Sam Altman’s Latest Interview Reveals Insights on Firing, Musk Lawsuit, GPT-5, and More - ParrotGPT

Sam Altman just gave another in-depth interview to Lex Fridman. And it contains some very interesting comments.

In nearly 2 hours, he covered everything from his shocking firing to Elon Musk’s current lawsuit against the company to GPT-5.

Which of Altman’s comments should you be paying attention to? 

I asked Marketing AI Institute founder/CEO Paul Roetzer on Episode 89 of The Artificial Intelligence Show.

These types of interviews matter

Why bother unpacking Altman’s interview?

Because it’s one of the best ways to get a glimpse of the future, says Roetzer.

“One of the ways I learn most about AI is listening to the people leading these firms.”

Understanding the technology behind AI is critical. But so is understanding the human aspects of decisions being made in AI.

This interview stood out for how raw it was. It jumped right into Altman’s firing. “You can tell there are significant scars for Sam mentally,” says Roetzer.

“Ilya has not seen AGI.”

Some speculate that Altman was fired because the company developed AGI. And that Ilya Sutskever supported the firing because of fears over the technology.

During the interview, Altman very clearly put that rumor to bed:

“Ilya has not seen AGI. None of us have seen AGI. We’ve not built AGI.”

“I don’t know what the percent chance is that that I eventually get shot, but it’s not zero.”

Altman said he expects some things to “go theatrically wrong with AI.” 

He worries that public backlash against AI could target him, too.

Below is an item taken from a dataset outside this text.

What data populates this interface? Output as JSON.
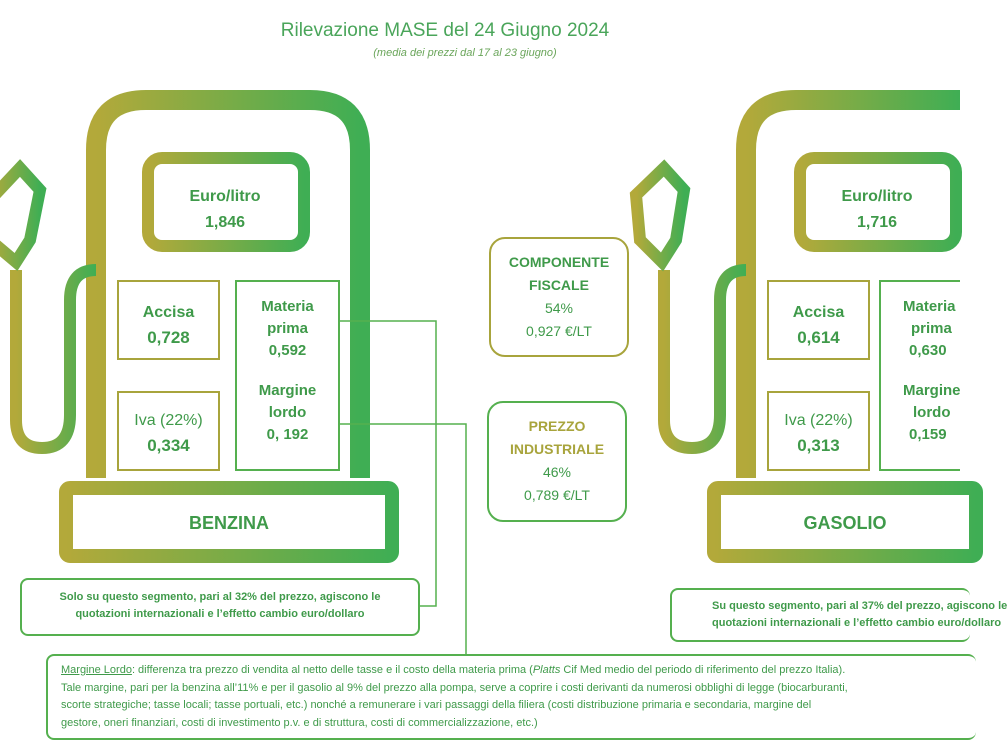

He told Fridman:

“I don’t know what the percent chance is that that I eventually get shot, but it’s not zero.”

“Elon chose to part ways.”

There was plenty of discussion about Musk’s lawsuit against OpenAI.

In it, Altman confirmed that, contrary to his side of the story, Musk chose to part ways with OpenAI. He did that because he wanted to do the very thing he’s criticizing the company for:

Raise funding to build a huge company to pursue AGI.

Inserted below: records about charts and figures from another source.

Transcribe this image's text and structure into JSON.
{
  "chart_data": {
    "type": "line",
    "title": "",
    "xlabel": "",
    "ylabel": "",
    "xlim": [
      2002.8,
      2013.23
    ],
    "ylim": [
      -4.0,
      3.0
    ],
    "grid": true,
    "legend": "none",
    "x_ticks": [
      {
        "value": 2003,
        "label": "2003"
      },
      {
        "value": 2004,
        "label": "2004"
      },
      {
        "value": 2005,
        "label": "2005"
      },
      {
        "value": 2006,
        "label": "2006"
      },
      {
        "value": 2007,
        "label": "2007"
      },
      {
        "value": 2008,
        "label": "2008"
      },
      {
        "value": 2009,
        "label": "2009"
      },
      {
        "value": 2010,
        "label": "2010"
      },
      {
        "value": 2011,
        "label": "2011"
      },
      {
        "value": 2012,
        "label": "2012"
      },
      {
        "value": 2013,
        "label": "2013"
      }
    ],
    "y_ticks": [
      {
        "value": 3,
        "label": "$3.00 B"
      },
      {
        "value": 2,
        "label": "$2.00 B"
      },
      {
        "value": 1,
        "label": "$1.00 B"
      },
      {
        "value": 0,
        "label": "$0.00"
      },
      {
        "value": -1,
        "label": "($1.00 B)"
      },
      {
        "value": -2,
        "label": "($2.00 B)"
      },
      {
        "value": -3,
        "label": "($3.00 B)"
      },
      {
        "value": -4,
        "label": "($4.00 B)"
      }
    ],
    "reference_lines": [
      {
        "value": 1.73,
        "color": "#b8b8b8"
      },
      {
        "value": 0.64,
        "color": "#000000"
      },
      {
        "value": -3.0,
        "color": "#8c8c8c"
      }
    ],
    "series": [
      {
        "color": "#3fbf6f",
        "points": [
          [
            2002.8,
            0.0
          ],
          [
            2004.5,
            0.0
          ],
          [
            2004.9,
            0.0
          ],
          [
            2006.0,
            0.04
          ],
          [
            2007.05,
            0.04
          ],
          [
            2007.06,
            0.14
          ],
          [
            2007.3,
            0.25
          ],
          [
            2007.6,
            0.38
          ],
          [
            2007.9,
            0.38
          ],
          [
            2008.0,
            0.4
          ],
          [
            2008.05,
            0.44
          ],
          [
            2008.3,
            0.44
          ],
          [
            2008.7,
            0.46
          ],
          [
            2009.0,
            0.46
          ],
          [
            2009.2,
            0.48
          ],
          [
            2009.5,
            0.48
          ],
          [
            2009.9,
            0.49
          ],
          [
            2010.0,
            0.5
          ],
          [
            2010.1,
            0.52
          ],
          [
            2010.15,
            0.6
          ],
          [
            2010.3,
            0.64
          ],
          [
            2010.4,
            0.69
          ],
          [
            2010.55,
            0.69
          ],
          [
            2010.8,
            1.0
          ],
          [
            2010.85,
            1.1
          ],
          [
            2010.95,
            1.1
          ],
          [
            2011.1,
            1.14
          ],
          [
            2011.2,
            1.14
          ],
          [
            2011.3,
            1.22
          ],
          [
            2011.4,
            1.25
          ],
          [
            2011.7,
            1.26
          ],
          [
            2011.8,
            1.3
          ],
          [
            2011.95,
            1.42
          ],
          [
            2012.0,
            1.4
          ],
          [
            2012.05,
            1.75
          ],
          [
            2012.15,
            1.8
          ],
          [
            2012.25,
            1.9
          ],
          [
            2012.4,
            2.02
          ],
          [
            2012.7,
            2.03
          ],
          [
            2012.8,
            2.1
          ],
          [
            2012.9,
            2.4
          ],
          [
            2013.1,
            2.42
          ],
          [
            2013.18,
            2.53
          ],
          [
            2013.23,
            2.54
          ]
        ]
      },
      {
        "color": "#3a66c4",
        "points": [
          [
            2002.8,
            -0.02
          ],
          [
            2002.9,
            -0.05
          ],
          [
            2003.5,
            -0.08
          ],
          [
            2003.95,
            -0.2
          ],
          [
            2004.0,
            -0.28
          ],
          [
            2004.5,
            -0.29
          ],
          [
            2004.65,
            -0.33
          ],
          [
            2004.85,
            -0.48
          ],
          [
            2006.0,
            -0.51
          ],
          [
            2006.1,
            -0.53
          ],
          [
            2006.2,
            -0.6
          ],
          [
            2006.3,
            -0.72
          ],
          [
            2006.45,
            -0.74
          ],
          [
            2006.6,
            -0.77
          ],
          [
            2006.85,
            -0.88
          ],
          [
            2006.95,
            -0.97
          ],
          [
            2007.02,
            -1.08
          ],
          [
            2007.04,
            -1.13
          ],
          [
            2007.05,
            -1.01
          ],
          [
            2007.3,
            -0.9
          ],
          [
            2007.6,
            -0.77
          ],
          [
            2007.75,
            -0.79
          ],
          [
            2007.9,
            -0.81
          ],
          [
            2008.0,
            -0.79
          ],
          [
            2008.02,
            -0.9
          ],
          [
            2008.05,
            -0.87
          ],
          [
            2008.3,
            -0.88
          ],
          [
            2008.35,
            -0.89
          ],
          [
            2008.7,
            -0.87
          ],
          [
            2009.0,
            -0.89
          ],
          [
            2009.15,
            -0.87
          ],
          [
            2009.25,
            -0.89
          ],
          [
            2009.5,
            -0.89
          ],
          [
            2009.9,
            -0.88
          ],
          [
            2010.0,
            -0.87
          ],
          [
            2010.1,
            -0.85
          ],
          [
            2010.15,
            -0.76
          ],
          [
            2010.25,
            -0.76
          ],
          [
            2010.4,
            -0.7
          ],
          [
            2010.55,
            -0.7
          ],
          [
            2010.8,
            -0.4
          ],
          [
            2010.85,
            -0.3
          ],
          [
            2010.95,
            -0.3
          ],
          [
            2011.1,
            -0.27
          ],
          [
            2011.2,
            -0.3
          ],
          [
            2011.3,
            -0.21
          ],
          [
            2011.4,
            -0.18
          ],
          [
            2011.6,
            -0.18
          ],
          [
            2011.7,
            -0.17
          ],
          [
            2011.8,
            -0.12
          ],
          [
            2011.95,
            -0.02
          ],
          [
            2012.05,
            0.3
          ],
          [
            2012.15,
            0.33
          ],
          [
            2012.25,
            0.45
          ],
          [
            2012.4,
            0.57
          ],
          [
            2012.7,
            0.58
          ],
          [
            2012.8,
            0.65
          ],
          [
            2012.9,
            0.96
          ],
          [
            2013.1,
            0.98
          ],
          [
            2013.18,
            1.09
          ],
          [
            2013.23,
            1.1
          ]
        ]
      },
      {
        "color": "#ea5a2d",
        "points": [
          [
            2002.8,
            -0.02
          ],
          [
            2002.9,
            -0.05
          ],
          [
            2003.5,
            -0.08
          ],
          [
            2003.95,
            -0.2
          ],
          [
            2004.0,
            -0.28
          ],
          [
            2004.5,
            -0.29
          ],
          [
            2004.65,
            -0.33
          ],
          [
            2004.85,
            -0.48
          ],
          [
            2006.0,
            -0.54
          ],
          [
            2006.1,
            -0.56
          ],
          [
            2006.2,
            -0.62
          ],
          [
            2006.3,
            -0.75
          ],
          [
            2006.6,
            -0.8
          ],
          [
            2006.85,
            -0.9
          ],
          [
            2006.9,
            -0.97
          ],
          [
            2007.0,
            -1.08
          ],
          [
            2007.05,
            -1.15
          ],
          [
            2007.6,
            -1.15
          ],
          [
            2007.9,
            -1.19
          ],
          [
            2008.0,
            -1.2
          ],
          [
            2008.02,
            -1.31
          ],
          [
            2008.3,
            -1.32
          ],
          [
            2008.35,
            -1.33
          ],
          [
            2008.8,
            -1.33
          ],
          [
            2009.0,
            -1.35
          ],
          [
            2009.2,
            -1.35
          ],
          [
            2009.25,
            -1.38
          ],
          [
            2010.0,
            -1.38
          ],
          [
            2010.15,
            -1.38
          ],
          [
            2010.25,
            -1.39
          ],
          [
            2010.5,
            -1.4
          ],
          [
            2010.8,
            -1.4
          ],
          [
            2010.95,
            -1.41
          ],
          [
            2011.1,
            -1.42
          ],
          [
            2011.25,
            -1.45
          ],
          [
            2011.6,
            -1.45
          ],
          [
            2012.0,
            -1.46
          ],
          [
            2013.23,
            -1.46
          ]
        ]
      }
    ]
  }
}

At one point, Altman reiterated to Fridman:

“Elon chose to part ways.” Not OpenAI.

“You can tell Sam is just disappointed in how this has played out,” says Roetzer. He said multiple times how much he looked up to Musk. And it’s clear having his former hero now targeting him is personally painful.

“Do you think training AI should be or is fair use under copyright law?”

What Altman didn’t say also spoke volumes.

Fridman asked Altman: 

“Do you think training AI should be or is fair use under copyright law?”

His answer was less than forthcoming.

“Sam completely dodged it,” says Roetzer. 

He said (from the episode transcript):

“I think the question behind that question is, do people who create valuable data deserve to have some way that they get compensated for use of it, and that I think the answer is yes. I don’t know yet what the answer is. People have proposed a lot of different things. We’ve tried some different models. But if I’m like an artist for example, A, I would like to be able to opt out of people generating art in my style. And B, if they do generate art in my style, I’d like to have some economic model associated with that.”

“The way I think about it is not what percent of jobs AI will do”

Altman also talked about potential AI disruption to labor markets.

He noted his framework for thinking about this isn’t job-related, it’s task-related. “The way I think about it is not what percent of jobs AI will do, but what percent of tasks will AI do over one time horizon.”

This aligns with how he’s talked about the subject before, says Roetzer. 

(And it’s especially important context given a controversial quote on marketing work from Altman we previously reported on.)

On GPT-4: “I think it kind of sucks.”

Fridman talked about how impressive GPT-4 was, prompting Altman to reply:

“I think it kind of sucks.”

This is actually quite important, says Roetzer.

Altman is already thinking 3-5 years out. “He looks at the current stuff and says ‘This is obsolete.'”

While he did not give a timeline for GPT-5, the speculation is that we get it midway through 2024. When we do, GPT-4 will feel as obsolete as GPT-3. And the leap will feel similarly mind-blowing to GPT-5.

This is at a time when most people are still trying to understand and apply GPT-4 to their business, says Roetzer.

So, you should take comments like this seriously. They indicate just how fast he sees innovation happening in the near future.

“He has a very, very strong history of being directionally correct in what he thinks the world will look like and timelines that will happen,” says Roetzer.

“We’re not ready to talk about that.”

Perhaps the most interesting part of the interview was what Altman refused to talk about, says Roetzer.

He was asked about Q* and immediately clammed up. 

“When Sam got fired, there was this belief that they had had this scientific breakthrough they were calling Q*,” says Roetzer. Commentators speculated that Q* was about doing math in new ways that enhanced AI reasoning.

Reasoning is a core unlock, says Roetzer. If models get much better at reasoning, that has huge ripple effects.

“Reasoning is fundamental to our human intelligence,” says Roetzer.

But good luck learning more about that…

The moment Fridman asked about it, Altman abruptly answered:

“We’re not ready to talk about that.”